UPI transactions cap is not a sure thing

Written by Kapronasia || November 28 2022

There is a lot of speculation right now about whether India will make good on its promise to cap third-party payment providers’ market share on the United Payments Interface (UPI) at 30%. We argued when the idea was first proposed several years ago that it did not make a lot of sense and would be hard to implement. Now, with December 2022 deadline looming, the National Payments Corporation of India (NPCI), which operates UPI, and the Reserve Bank of India (RBI) are considering extending the deadline.

Indian regulators are not shy about intervening in the digital financial services market when they see fit, especially when Big Tech is perceived to be unfairly dominating a market segment. In UPI’s case, Google Pay and Walmart-backed PhonePe together control about 85% of the market, which gives them an edge over other e-wallets because of the sheer volume of transactions that travel on the UPI rail. UPI processed a record 7 billion transactions in October. In FY22, it processed more than US$1 trillion in transactions for the first time.

As the absolute number of UPI transactions soars, PhonePe and Google Pay are benefiting the most because of the economies of scale they already enjoy. The arrival of WhatsApp Pay has not disrupted the market very much. WhatsApp Pay has less than a 1% market share, while Paytm has about 15%.

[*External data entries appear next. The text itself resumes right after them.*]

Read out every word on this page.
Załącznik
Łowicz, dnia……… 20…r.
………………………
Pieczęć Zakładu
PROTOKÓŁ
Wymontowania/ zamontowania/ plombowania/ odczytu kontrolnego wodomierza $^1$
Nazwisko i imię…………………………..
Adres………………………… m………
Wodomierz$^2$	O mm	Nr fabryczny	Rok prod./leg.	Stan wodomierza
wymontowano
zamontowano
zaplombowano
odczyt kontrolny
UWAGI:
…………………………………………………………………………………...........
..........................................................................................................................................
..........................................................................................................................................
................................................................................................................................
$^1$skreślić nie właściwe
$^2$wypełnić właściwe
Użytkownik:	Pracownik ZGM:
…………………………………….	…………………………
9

Unsurprisingly, PhonePe, which has a whopping 47% of the UPI market, wants the transaction cap deadline to be extended by three years, as does Google Pay. Both companies stand to lose big if they are artificially forced to cap transactions. PhonePe would be the biggest loser as its market share would fall about 18%, while Google Pay’s would decrease about 3%.

However, Paytm would be unaffected because because Paytm UPI is owned by Paytm Payments Bank Limited, which is an NPCI-certified payment service provider and issuer bank for UPI transactions, and not a third-party payment provider. No wonder Paytm says it supports the transaction cap: Its rivals would be capped at 30% of UPI transactions while the sky would be the limit for India’s largest fintech. Even if it exceeded the 30% threshold, which would be a significant feat given it only has a 15% market share now, it would not be subject to the rule so in theory its growth potential would be unlimited.

With that in mind, we hope that Indian regulators at a minimum delay implementation of the 30% transaction cap for a while. If they go ahead and implement the rule now, it will disrupt the payments market at a time when overall fintech investment is already slowing and could have unpredictable knock-on effects.

The rule also looks like it unfairly favors Paytm at the expense of other e-wallets. After all, Paytm made specific business decisions that affected its ability to gain market share on UPI. It hardly seems reasonable for the government to intervene in the market when one firm disproportionately benefits while the others suffer.